Computer Vision Chapter 42

Autonomous vehicles

Road vehicles use cameras, LiDAR, radar, and maps. Perception estimates where drivable space is, where other agents are, and what traffic controls mean. Classical CV (color masks, Canny, Hough lines) can prototype lane cues; production stacks lean on learned detectors, semantic segmentation, and multi-sensor fusion with rigorous validation (simulation, closed courses, standards like ISO 26262). This page sketches educational building blocks—not a production AD stack.

Lane lines (classical sketch)

import cv2
import numpy as np

def region_of_interest(img, vertices):
    mask = np.zeros_like(img)
    cv2.fillPoly(mask, vertices, 255)
    return cv2.bitwise_and(img, mask)

gray = cv2.cvtColor(frame_bgr, cv2.COLOR_BGR2GRAY)
blur = cv2.GaussianBlur(gray, (5, 5), 0)
edges = cv2.Canny(blur, 50, 150)
h, w = edges.shape
roi = region_of_interest(edges, np.array([[(0, h), (w, h), (w * 0.55, h * 0.6), (w * 0.45, h * 0.6)]], np.int32))
lines = cv2.HoughLinesP(roi, 1, np.pi / 180, threshold=50, minLineLength=40, maxLineGap=150)

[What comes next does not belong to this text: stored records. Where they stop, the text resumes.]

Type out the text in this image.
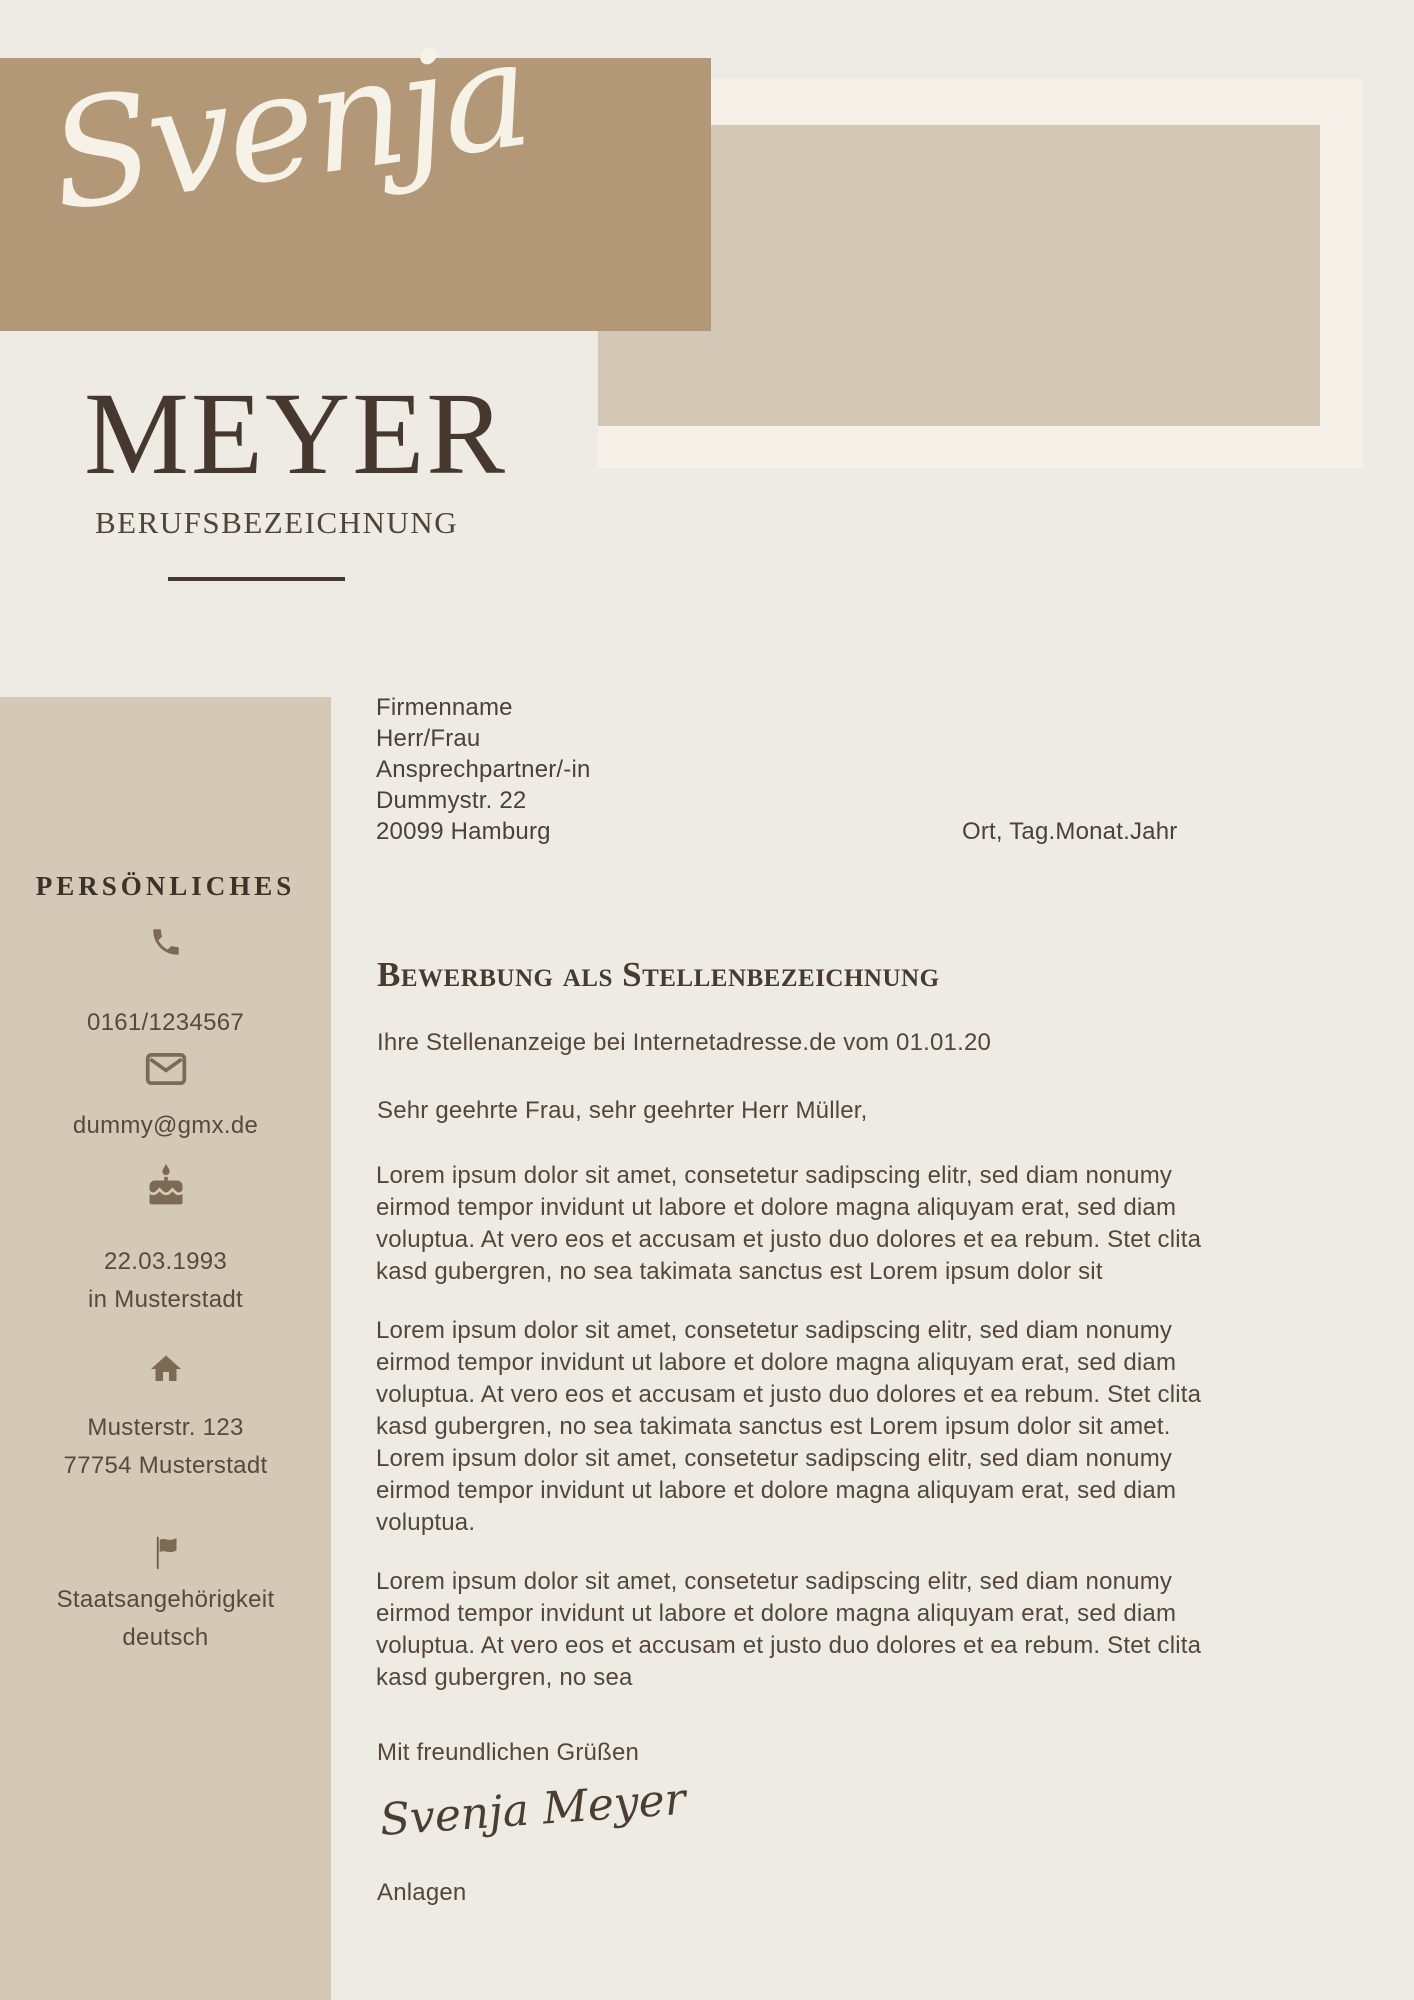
Svenja
MEYER
BERUFSBEZEICHNUNG
PERSÖNLICHES
0161/1234567
dummy@gmx.de
22.03.1993
in Musterstadt
Musterstr. 123
77754 Musterstadt
Staatsangehörigkeit
deutsch
Firmenname
Herr/Frau
Ansprechpartner/-in
Dummystr. 22
20099 Hamburg	Ort, Tag.Monat.Jahr
Bewerbung als Stellenbezeichnung
Ihre Stellenanzeige bei Internetadresse.de vom 01.01.20
Sehr geehrte Frau, sehr geehrter Herr Müller,
Lorem ipsum dolor sit amet, consetetur sadipscing elitr, sed diam nonumy
eirmod tempor invidunt ut labore et dolore magna aliquyam erat, sed diam
voluptua. At vero eos et accusam et justo duo dolores et ea rebum. Stet clita
kasd gubergren, no sea takimata sanctus est Lorem ipsum dolor sit
Lorem ipsum dolor sit amet, consetetur sadipscing elitr, sed diam nonumy
eirmod tempor invidunt ut labore et dolore magna aliquyam erat, sed diam
voluptua. At vero eos et accusam et justo duo dolores et ea rebum. Stet clita
kasd gubergren, no sea takimata sanctus est Lorem ipsum dolor sit amet.
Lorem ipsum dolor sit amet, consetetur sadipscing elitr, sed diam nonumy
eirmod tempor invidunt ut labore et dolore magna aliquyam erat, sed diam
voluptua.
Lorem ipsum dolor sit amet, consetetur sadipscing elitr, sed diam nonumy
eirmod tempor invidunt ut labore et dolore magna aliquyam erat, sed diam
voluptua. At vero eos et accusam et justo duo dolores et ea rebum. Stet clita
kasd gubergren, no sea
Mit freundlichen Grüßen
Svenja Meyer
Anlagen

Perspective transform to bird’s-eye view plus curve fitting is common next step; learned lane nets dominate modern datasets.

Objects and freespace

2D detection (cars, pedestrians, signs) uses YOLO-style or two-stage detectors on camera frames. Segmentation labels each pixel (road, sky, vehicle) for dense scene understanding. Depth from stereo or LiDAR projection aligns detections in 3D for planning.

Fusion and time

Multiple sensors and time steps are combined with Kalman or particle filters, or learned trackers. Latency budgets and failure modes (glare, rain, occlusion) drive redundancy—not every scene is visible in one frame.

Takeaways

  • Treat perception outputs as uncertain; downstream planning should reason about risk.
  • Regulatory and ethical obligations exceed pure accuracy metrics.
  • Simulation + real-world ODD (operational design domain) testing are both essential.

Quick FAQ

Some prototypes map pixels to steering directly; most deployed stacks modularize perception, prediction, and control for interpretability and certification.

Robot Operating System is widely used in research for message passing between camera drivers, detectors, and planners.